Professores de direito ensinam logo no primeiro ano da faculdade que robôs não podem substituir juízes.
Sustentam que a sentença não resulta de simples equação, na qual interagem lei, jurisprudência e doutrina, além de argumentos e provas das partes. Haveria pelo menos mais um fator, e este seria humano da cabeça aos pés: a interpretação.
O raciocínio sempre fez sentido porque nenhuma ferramenta de inteligência artificial apresentava vantagens capazes de superar suas próprias limitações.

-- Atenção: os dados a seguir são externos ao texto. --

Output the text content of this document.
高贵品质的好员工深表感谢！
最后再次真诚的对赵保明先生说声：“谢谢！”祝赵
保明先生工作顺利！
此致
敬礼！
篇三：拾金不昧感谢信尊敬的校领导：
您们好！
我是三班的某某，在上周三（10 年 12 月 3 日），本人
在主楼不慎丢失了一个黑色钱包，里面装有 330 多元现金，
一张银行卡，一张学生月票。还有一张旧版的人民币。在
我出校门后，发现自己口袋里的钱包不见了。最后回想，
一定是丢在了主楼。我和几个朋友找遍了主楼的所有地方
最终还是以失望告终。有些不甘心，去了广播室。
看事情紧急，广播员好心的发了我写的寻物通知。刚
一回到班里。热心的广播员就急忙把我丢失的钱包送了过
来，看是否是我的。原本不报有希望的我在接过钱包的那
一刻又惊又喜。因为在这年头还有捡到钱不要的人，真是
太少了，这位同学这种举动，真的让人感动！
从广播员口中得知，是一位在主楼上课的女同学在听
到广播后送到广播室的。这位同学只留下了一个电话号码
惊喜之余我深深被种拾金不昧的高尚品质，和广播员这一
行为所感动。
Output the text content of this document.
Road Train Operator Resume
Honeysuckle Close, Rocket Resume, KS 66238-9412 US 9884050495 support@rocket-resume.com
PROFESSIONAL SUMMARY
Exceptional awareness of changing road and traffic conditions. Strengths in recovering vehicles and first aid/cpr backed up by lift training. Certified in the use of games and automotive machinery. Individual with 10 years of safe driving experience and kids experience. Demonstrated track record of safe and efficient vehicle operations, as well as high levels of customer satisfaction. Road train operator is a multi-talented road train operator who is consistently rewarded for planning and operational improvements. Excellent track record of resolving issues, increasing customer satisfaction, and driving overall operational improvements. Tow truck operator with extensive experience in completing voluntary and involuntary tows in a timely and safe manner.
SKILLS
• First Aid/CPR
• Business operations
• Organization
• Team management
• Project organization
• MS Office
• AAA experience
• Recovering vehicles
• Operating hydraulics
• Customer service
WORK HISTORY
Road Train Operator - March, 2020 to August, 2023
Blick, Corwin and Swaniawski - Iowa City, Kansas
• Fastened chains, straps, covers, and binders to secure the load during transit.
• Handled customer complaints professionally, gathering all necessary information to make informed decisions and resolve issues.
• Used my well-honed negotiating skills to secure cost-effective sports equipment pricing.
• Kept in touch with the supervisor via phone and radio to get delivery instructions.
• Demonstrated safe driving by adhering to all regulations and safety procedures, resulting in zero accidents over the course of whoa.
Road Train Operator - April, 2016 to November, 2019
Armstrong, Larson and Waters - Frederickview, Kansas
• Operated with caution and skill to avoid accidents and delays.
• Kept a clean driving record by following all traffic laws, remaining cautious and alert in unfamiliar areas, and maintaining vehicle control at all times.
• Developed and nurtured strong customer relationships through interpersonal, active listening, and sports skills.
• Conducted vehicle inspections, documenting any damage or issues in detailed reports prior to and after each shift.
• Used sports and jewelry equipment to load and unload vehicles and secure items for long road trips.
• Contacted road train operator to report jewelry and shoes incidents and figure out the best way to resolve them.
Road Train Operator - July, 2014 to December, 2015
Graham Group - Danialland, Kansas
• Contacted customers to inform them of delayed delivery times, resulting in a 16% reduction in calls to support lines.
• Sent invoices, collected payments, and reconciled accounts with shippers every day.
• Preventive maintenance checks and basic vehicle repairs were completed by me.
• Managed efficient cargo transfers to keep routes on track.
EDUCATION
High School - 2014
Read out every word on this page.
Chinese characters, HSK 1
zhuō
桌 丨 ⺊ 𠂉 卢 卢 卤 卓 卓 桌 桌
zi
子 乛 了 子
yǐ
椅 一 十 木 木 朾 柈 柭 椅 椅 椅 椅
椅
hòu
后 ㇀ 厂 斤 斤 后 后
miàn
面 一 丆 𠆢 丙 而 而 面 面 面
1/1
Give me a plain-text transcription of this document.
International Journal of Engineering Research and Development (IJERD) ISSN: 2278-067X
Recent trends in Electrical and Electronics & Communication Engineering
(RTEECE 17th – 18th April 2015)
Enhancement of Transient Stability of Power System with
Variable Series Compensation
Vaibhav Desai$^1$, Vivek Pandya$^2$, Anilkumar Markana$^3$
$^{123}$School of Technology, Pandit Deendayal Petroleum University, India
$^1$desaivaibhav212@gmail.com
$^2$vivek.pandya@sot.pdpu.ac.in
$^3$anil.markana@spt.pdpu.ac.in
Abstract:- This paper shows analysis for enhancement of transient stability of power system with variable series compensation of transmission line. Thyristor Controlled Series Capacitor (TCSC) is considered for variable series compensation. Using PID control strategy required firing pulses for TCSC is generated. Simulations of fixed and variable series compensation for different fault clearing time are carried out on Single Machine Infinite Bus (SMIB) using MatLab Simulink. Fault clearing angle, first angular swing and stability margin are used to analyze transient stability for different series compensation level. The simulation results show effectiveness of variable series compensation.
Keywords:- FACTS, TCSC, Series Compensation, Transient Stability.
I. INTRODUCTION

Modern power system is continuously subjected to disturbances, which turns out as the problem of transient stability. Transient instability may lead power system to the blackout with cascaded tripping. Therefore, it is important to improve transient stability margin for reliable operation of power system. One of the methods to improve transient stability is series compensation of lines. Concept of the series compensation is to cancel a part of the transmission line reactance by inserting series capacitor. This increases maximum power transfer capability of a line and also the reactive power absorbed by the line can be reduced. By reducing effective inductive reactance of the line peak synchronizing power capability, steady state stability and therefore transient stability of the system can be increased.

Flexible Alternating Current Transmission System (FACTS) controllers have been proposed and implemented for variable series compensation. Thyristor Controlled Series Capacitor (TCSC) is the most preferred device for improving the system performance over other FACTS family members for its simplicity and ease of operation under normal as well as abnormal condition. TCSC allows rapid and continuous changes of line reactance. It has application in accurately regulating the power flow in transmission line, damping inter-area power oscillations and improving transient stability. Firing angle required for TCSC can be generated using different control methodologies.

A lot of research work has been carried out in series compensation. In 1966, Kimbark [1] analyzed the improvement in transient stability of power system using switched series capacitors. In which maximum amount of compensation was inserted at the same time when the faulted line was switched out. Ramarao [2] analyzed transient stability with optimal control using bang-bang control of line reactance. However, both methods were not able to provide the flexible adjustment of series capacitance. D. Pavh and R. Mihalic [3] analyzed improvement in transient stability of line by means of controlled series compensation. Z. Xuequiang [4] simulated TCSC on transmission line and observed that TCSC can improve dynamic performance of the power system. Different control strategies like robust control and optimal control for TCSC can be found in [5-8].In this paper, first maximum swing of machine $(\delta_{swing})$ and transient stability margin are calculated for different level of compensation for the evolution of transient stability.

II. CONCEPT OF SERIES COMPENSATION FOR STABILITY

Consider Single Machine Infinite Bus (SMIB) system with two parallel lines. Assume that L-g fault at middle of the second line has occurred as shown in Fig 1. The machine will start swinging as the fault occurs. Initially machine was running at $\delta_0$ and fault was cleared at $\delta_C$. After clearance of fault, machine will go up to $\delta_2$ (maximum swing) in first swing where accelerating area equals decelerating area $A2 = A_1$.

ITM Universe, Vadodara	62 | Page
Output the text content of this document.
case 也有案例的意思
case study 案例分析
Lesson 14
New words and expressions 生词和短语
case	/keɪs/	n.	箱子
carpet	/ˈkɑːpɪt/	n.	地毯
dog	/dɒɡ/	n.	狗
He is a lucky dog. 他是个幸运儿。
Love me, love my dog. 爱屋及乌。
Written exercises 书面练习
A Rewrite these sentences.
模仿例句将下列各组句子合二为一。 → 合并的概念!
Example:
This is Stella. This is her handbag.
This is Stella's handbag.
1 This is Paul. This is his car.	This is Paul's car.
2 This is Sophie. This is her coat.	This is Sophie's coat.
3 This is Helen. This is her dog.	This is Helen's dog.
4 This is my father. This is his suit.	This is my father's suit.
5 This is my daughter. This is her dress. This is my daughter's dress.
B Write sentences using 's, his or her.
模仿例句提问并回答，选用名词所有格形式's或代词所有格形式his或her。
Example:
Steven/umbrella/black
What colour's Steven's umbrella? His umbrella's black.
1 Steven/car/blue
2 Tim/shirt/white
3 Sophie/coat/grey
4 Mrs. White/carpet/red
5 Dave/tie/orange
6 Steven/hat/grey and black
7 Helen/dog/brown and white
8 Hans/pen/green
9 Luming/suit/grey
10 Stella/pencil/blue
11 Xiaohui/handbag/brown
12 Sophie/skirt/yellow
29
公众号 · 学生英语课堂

Agora, porém, entrou em cena o ChatGPT.
Sua habilidade central é o processamento de textos: escrever emails, memorandos, relatórios, piadas, roteiros; resumir conteúdos; construir paráfrases; responder a perguntas; traduzir; e o que mais a imaginação de seus mais de 100 milhões de usuário permitir.
Dado esse potencial, não surpreende que já existam debates sobre as profissões que serão substituídas. Até atividades criativas estão na berlinda, e faculdades começam a rever métodos para lidar com o avanço da inteligência artificial.
Nas carreiras jurídicas, a questão é anterior ao ChatGPT, mas ela ganha tração agora. Estagiários e advogados juniores terão espaço nos escritórios se a inteligência artificial puder fazer com mais qualidade versões iniciais de contratos e petições?
E quanto a auxiliares de magistrados, que elaboram relatórios acerca do caso a ser julgado? Com os processos se tornando eletrônicos, o que impede o juiz de usar um chatbot para escrever uma sentença?
As vantagens são muitas, a começar da velocidade: um desses robôs executa em minutos ou segundos a tarefa que pode consumir semanas de um juiz. Mas a principal talvez seja a redução dos vieses cognitivos que interferem em uma decisão. Eles são muitos.
Vários estudos nas últimas décadas mostraram que julgadores podem ser influenciados não só por suas preferências ideológicas ou por traços de personalidade, mas por aspectos como o nível de fome ao bater o martelo ou o desempenho do time de preferência na véspera.
Algoritmos não estão livres de vieses –longe disso. Mas a máquina pode ser treinada para superá-los, ao passo que seres humanos resistem até para admitir que os têm.
O ChatGPT ainda não está pronto para tamanha responsabilidade; aprimoramentos estão em curso. E, para substituir um juiz, falta uma etapa fundamental: ser possível subir textos na ferramenta –leis, jurisprudência, doutrina e petições das partes.
Não deve demorar muito para que isso aconteça. E, quando isso acontecer, eu quero ter a liberdade de poder escolher o ChatGPT como juiz –pelo menos nos casos em que eu estiver com a razão.